After he had visited Madeleine’s rooms the nightmare had resulted in the inevitable headache and bad dreams every night afterwards. He fought both nightmares and the pain as he always had, but the relief when Kate shyly asked him back to her bed was acute. Somehow making love to his wife kept the demons at bay and he had not dreamed again.
But Kate was working too hard and he worried about that. When he waylaid her in the corridor and swept her into either his or her bedchamber, lists and note tablets would scatter along with her stockings and petticoats as he undressed her. Whichever room he walked into appeared to have a member of staff—some of them unfamiliar to him—working away. The billiard table was brushed to a perfect nap, while new blocks of chalk stood aligned under the racks of cues. His study acquired three more comfortable leather armchairs.
Grimswade was found in solemn consultation with his mistress on the correct number of packs of cards to order and brand-new umbrellas were set in stands by all the outer doors, along with every walking stick the house could muster. When Grant caught his wife emerging from the backstairs and kissed her, she tasted of sugar and cinnamon, but when he began to kiss with more enthusiasm, and the intention of licking it all off, she batted him away and scurried off muttering, ‘New recipes!’
Charlie entertained them before his bedtime every evening with an entire repertoire of poems and recitations, Anna acquired at least half a dozen new dresses and the small drawing room was declared out of bounds to men as it was transformed into a ladies’ boudoir.

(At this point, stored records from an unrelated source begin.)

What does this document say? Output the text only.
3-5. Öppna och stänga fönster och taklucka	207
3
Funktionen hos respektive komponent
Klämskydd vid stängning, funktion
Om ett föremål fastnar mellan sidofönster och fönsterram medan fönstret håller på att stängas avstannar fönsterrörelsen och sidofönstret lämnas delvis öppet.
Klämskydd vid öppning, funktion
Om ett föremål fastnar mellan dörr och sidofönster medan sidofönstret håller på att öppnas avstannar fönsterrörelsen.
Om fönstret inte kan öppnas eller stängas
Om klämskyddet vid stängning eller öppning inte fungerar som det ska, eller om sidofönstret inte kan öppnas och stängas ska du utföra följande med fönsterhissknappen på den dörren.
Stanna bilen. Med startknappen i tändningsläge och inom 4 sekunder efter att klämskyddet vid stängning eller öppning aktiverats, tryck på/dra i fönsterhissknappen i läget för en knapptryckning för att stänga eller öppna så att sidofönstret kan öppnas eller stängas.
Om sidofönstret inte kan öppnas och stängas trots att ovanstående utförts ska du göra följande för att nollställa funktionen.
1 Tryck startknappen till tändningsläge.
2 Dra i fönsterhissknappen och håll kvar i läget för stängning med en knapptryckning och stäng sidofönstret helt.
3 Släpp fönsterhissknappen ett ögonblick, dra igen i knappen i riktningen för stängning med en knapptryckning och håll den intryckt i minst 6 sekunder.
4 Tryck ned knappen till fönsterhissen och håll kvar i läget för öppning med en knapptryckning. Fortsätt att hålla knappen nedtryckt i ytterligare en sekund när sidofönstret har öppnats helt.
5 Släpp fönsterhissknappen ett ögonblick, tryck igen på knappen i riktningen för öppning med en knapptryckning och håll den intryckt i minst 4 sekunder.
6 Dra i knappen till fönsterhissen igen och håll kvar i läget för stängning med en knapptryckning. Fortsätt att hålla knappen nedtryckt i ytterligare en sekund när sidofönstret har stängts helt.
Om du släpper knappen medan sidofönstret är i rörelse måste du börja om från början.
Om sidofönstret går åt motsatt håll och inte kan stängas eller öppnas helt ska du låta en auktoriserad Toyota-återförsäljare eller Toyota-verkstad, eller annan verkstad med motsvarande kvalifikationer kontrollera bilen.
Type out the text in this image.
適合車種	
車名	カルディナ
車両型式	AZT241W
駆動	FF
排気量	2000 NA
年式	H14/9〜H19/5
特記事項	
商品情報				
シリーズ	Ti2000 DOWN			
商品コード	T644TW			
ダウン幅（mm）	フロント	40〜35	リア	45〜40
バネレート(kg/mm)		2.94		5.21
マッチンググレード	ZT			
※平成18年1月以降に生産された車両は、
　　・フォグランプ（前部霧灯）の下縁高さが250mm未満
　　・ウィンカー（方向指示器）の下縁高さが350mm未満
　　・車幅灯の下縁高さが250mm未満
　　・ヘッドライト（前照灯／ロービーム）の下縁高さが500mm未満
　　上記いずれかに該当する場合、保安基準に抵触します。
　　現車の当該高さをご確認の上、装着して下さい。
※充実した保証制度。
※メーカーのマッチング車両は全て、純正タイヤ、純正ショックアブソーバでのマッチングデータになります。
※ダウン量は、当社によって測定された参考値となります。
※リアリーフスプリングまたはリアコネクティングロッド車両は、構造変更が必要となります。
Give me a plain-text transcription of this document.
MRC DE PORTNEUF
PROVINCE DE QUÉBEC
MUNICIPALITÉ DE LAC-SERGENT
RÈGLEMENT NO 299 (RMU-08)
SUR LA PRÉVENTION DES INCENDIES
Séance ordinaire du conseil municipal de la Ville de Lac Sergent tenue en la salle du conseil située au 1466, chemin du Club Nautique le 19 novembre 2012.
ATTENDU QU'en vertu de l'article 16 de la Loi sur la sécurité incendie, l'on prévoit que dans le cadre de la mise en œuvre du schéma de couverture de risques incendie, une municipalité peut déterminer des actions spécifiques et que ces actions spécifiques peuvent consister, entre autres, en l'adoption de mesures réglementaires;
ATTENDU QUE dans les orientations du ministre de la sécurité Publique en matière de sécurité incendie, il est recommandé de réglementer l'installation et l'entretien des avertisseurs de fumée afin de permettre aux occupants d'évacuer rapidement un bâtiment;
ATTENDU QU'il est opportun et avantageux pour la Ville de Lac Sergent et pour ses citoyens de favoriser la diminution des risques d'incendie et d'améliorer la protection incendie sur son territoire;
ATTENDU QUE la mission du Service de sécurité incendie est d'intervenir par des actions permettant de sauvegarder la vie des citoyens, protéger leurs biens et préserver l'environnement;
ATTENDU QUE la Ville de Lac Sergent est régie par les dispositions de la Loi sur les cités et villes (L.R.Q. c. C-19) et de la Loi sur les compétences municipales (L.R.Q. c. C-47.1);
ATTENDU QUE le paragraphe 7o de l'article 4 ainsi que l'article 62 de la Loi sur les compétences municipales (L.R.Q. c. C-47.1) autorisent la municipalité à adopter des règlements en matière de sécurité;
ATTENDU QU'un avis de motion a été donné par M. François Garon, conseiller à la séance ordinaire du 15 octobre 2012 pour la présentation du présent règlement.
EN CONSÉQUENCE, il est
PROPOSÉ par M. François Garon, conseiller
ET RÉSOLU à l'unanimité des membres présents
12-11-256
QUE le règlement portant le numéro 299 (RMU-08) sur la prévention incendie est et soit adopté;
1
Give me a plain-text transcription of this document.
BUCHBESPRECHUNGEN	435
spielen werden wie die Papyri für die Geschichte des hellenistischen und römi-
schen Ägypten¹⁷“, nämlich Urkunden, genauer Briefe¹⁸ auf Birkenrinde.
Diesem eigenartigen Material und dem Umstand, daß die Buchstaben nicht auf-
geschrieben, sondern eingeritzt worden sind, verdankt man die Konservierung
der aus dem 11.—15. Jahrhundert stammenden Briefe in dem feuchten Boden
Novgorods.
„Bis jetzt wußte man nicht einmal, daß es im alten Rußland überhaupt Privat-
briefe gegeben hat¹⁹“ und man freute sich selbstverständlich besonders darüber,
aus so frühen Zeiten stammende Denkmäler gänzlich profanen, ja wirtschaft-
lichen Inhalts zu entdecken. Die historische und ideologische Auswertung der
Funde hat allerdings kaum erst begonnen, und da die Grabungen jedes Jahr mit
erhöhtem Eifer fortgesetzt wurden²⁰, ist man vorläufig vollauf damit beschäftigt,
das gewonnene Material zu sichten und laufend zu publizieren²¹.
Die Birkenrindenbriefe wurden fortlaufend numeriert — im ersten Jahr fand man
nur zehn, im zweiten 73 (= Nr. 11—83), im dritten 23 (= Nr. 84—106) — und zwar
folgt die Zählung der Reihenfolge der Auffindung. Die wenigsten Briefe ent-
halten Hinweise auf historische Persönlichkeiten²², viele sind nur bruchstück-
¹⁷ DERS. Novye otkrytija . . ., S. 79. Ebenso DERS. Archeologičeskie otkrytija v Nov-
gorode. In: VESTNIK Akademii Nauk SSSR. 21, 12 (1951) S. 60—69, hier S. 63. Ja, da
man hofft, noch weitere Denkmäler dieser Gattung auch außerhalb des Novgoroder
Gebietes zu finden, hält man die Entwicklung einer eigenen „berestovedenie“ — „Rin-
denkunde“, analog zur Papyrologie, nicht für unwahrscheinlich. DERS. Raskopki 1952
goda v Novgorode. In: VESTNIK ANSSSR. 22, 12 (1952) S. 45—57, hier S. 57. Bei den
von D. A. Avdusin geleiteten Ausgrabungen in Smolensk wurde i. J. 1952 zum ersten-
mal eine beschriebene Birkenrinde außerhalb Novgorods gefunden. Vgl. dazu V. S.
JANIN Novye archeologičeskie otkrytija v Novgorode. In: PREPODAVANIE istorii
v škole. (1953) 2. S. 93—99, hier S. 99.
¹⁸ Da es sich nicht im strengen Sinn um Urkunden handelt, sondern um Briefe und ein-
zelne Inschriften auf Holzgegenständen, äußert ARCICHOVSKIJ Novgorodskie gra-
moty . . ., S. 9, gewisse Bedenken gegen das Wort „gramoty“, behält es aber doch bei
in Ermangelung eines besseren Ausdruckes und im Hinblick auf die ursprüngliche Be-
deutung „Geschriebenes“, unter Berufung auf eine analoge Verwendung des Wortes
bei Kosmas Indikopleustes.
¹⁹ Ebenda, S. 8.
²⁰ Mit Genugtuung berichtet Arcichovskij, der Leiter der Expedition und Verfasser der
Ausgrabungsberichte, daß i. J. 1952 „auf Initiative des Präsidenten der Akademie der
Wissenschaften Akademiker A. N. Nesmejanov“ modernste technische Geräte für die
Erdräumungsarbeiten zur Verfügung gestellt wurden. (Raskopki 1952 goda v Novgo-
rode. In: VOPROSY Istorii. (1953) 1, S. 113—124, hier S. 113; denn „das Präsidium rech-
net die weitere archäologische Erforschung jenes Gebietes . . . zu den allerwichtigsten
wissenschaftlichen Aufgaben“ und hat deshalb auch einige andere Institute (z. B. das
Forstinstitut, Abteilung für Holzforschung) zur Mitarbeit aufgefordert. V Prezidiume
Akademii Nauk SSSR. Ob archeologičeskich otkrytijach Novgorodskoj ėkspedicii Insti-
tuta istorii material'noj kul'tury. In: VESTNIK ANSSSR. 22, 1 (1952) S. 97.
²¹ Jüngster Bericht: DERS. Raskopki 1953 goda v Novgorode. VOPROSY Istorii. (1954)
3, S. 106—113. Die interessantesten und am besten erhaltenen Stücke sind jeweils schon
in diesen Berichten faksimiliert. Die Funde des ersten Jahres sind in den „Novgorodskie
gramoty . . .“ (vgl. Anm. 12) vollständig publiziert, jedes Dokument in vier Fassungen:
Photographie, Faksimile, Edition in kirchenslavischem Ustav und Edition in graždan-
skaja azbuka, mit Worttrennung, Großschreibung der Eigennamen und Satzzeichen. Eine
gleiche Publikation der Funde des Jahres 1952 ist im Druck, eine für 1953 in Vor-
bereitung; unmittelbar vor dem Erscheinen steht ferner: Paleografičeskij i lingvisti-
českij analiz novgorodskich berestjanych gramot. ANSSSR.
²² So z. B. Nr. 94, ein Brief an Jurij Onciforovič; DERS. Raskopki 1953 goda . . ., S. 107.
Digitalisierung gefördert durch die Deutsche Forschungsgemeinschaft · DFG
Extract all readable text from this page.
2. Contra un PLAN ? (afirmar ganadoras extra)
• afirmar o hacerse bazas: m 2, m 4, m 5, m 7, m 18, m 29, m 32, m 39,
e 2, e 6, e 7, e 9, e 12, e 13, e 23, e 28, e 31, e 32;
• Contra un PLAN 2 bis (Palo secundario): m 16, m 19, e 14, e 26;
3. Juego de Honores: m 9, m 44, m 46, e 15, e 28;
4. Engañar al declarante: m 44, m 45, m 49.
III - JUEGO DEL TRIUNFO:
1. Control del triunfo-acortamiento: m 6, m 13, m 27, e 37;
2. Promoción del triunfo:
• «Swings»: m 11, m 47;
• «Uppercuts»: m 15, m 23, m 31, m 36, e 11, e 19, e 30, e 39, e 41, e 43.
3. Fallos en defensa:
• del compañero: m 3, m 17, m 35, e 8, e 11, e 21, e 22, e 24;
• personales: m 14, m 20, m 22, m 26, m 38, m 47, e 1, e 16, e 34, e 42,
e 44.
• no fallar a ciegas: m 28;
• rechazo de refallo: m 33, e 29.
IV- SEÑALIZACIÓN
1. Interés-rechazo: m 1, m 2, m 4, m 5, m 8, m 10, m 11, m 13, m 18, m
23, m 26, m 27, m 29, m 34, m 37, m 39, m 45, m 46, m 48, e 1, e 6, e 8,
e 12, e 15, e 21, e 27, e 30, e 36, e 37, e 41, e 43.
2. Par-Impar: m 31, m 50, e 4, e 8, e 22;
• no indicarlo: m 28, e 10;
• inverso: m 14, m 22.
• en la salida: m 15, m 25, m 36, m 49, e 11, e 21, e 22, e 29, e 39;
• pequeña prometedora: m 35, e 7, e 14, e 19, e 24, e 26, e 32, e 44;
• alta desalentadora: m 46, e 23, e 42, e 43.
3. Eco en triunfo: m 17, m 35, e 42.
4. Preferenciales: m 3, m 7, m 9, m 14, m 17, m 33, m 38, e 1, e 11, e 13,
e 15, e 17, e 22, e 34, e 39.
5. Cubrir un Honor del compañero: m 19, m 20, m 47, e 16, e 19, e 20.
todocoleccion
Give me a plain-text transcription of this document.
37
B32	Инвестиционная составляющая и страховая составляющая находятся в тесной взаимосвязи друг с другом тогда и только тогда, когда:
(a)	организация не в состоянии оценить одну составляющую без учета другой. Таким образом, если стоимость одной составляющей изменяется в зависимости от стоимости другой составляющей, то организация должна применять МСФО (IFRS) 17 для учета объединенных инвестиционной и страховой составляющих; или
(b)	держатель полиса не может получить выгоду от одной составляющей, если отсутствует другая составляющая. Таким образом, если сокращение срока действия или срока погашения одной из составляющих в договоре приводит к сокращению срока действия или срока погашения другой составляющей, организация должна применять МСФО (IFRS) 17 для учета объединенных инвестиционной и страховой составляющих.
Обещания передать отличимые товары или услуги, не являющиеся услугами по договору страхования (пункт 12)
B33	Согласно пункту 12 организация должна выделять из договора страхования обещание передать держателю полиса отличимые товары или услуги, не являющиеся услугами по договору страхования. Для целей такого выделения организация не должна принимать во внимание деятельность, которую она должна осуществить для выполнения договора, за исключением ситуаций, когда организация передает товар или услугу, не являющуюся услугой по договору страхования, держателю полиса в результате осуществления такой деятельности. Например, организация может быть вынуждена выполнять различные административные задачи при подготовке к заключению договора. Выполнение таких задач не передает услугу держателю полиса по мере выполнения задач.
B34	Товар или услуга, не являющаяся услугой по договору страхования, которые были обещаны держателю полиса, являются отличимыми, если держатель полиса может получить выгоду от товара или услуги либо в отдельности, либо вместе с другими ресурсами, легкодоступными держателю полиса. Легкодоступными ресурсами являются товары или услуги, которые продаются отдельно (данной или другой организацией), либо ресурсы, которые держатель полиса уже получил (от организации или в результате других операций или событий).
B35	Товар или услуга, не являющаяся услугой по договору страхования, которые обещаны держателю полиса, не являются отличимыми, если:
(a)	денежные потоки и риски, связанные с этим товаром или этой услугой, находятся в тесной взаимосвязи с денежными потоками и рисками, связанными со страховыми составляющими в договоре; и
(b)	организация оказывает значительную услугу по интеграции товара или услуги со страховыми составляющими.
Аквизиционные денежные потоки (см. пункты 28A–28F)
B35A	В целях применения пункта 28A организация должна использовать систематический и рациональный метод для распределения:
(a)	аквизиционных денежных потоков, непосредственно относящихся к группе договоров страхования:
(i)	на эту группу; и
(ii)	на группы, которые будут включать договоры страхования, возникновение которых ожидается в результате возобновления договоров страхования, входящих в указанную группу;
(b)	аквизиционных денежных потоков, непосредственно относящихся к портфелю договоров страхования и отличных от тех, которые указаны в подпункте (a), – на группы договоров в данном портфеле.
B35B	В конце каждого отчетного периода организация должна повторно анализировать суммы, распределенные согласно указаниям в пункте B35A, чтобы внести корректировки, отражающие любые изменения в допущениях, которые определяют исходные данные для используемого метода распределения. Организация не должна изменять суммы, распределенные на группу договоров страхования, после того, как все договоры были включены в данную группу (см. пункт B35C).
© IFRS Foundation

‘Grant! Oh, there you are.’ Kate hurried in, seized his hand and began to pull him towards the door. ‘I need you to come upstairs immediately.’
‘An admirable idea,’ he agreed, allowing himself to be steered towards the stairs. ‘But have we time? I expect they will begin arriving in about an hour or so, and your hair looks dashed complicated to fix if it comes down.’ As it would, if what he had in mind—
‘Grant. I want you to look at the guest bedchambers, not to…well, not to do anything else.’
He loved the way he could make her blush, while at the same time she threw herself into whatever amorous idea he had in the most enthusiastic way. And she was beginning to have ideas of her own. Grant paused on the landing, happily recalling the uses to which a set of library steps could be put, and was ruthlessly tugged to the first set of rooms.
‘Is this all right for Lord Avenmore? He is the one I am most worried about. Lord and Lady Weybourn are newlyweds, so I thought what we would like and arranged their suite accordingly.’ That produced an intriguing pink glow over her cheeks. Grant thought again how satisfying it was that he could make Kate blush. It made him think about making love to her…
‘Grant, are you attending?’
‘Yes, my dear.’ It was his best husbandly voice and it usually worked whenever he had lost track of the conversation in erotic daydreams.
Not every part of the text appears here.